Not surprisingly, that has limited his commercial appeal in the U.S. market, but despite those restrictions, European breeders and some American breeders looking to produce a good horse have continued sending mares to the stallion.

Despite some market prejudices, Chandler said, "Here at Mill Ridge, we're going to make a place for the championship-level turf horse as a sire," and with precedents such as Nijinsky, Lyphard, Riverman, Sharpen Up, and his son Diesis, breeding to stallions who made their reputations on turf can be very rewarding.

With Diesis, the stallion's consistency and breeders' confidence in his capability of getting high-quality racing stock have kept the stallion's book full at $30,000 live foal for years.

Now 25, Diesis is in the twilight of his career, but just like Mr. Prospector, Northern Dancer, and other high-end sires, the truly top stallion is capable of siring important racehorses at any age.

Both Diesis, who was a champion at 2, and his full brother, the champion miler Kris, have proved themselves to be very successful sires of high-quality racers.
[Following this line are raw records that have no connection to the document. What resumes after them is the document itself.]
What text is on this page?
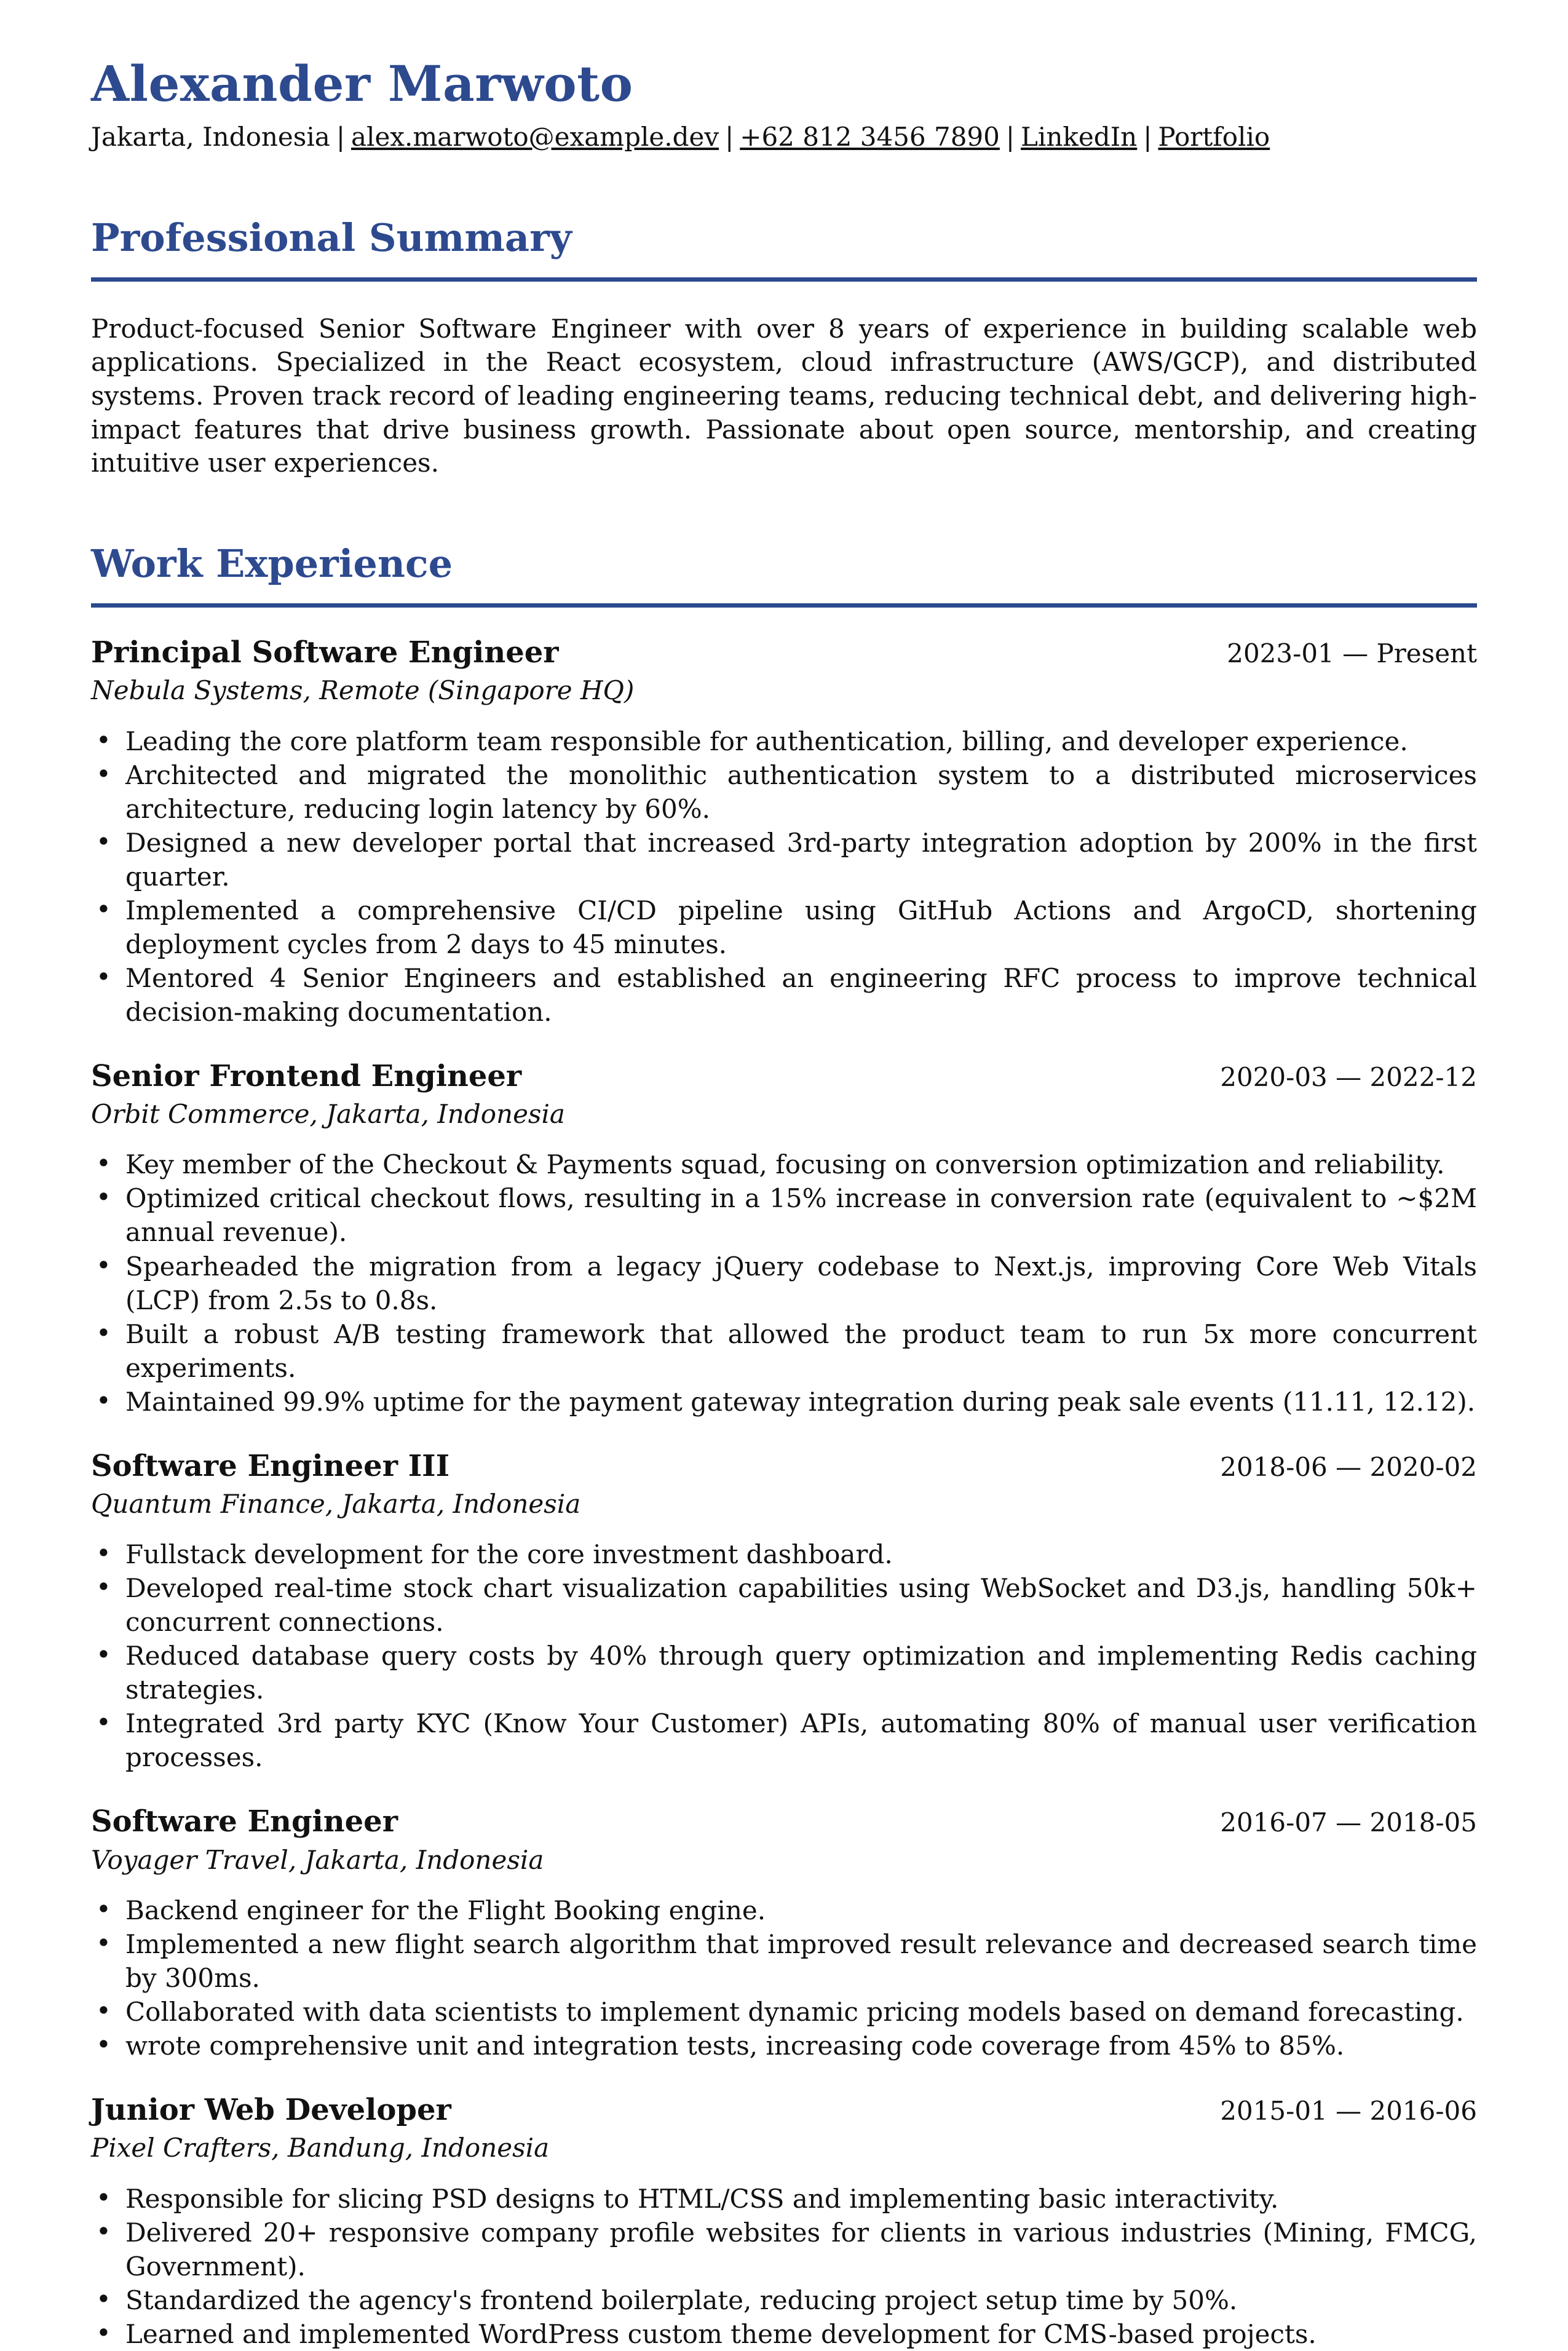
Alexander Marwoto
Jakarta, Indonesia | alex.marwoto@example.dev | +62 812 3456 7890 | LinkedIn | Portfolio
Professional Summary

Product-focused Senior Software Engineer with over 8 years of experience in building scalable web applications. Specialized in the React ecosystem, cloud infrastructure (AWS/GCP), and distributed systems. Proven track record of leading engineering teams, reducing technical debt, and delivering high-impact features that drive business growth. Passionate about open source, mentorship, and creating intuitive user experiences.

Work Experience
Principal Software Engineer	2023-01 — Present
Nebula Systems, Remote (Singapore HQ)
• Leading the core platform team responsible for authentication, billing, and developer experience.
• Architected and migrated the monolithic authentication system to a distributed microservices architecture, reducing login latency by 60%.
• Designed a new developer portal that increased 3rd-party integration adoption by 200% in the first quarter.
• Implemented a comprehensive CI/CD pipeline using GitHub Actions and ArgoCD, shortening deployment cycles from 2 days to 45 minutes.
• Mentored 4 Senior Engineers and established an engineering RFC process to improve technical decision-making documentation.
Senior Frontend Engineer	2020-03 — 2022-12
Orbit Commerce, Jakarta, Indonesia
• Key member of the Checkout & Payments squad, focusing on conversion optimization and reliability.
• Optimized critical checkout flows, resulting in a 15% increase in conversion rate (equivalent to ~$2M annual revenue).
• Spearheaded the migration from a legacy jQuery codebase to Next.js, improving Core Web Vitals (LCP) from 2.5s to 0.8s.
• Built a robust A/B testing framework that allowed the product team to run 5x more concurrent experiments.
• Maintained 99.9% uptime for the payment gateway integration during peak sale events (11.11, 12.12).
Software Engineer III	2018-06 — 2020-02
Quantum Finance, Jakarta, Indonesia
• Fullstack development for the core investment dashboard.
• Developed real-time stock chart visualization capabilities using WebSocket and D3.js, handling 50k+ concurrent connections.
• Reduced database query costs by 40% through query optimization and implementing Redis caching strategies.
• Integrated 3rd party KYC (Know Your Customer) APIs, automating 80% of manual user verification processes.
Software Engineer	2016-07 — 2018-05
Voyager Travel, Jakarta, Indonesia
• Backend engineer for the Flight Booking engine.
• Implemented a new flight search algorithm that improved result relevance and decreased search time by 300ms.
• Collaborated with data scientists to implement dynamic pricing models based on demand forecasting.
• wrote comprehensive unit and integration tests, increasing code coverage from 45% to 85%.
Junior Web Developer	2015-01 — 2016-06
Pixel Crafters, Bandung, Indonesia
• Responsible for slicing PSD designs to HTML/CSS and implementing basic interactivity.
• Delivered 20+ responsive company profile websites for clients in various industries (Mining, FMCG, Government).
• Standardized the agency's frontend boilerplate, reducing project setup time by 50%.
• Learned and implemented WordPress custom theme development for CMS-based projects.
They have sired top 2-year-olds, 3-year-olds, and classic stock.

Among the best by Diesis are European champions Diminuendo (English and Irish Oaks), Ramruma (English and Irish Oaks), Halling (the Eclipse and Juddmonte International twice each, as well as the Prix d'Ispahan), and Elmaamul (Eclipse Stakes and Phoenix Champion), as well as the current Group 1 winner Magistretti (Man o' War Stakes).

The only real knock on Diesis and his brother Kris has been that their sons have not carried on at their exalted level. But here, rather late in his stud career, Diesis has been fighting back against that impression.

Last Sunday, Sweet Return, a son of Elmaamul, won the Grade 1 Eddie Read Handicap, running nine furlongs on turf in 1:46.40.

Twice a winner at the Group 1 level, Elmaamul was also third in the English Derby. From his sire's third crop, Elmaamul was one of the fine early racers who helped put his sire's name in lights and made Diesis one of the most sought-after international sires of the mid- to late-1980's.

Coming from the seventh crop by Diesis was the outstanding international performer Halling, who won five Group 1 races. Halling was considered a very serious rival to American champion Cigar in the 1995 Breeders' Cup Classic.

Unable to get the traction that produced his amazing finishes in Europe, Halling spun his wheels in the Classic, in which he finished last of 11.

A horse who showed his best form with maturity, Halling has been a thoroughly useful stallion in Europe, and on Tuesday, his son The Geezer won the Group 3 Gordon Stakes at Goodwood. Defeating his rivals by five lengths in the race at about 12 furlongs, The Geezer is now one of the favorites for the St. Leger in September.

With the examples of Halling, who has a half-dozen other group winners in Europe this year, and Elmaamul, sons of Diesis may find a higher regard as stallion prospects. And one of the immediate beneficiaries of any renewed interest could be group stakes winner Three Valleys. This son of Diesis won the Group 2 Coventry Stakes at 2, when he also ran second in the Group 1 Dewhurst.

Now racing in America, Three Valleys won a tough allowance in California last week in what was surely a prep for further stakes competition.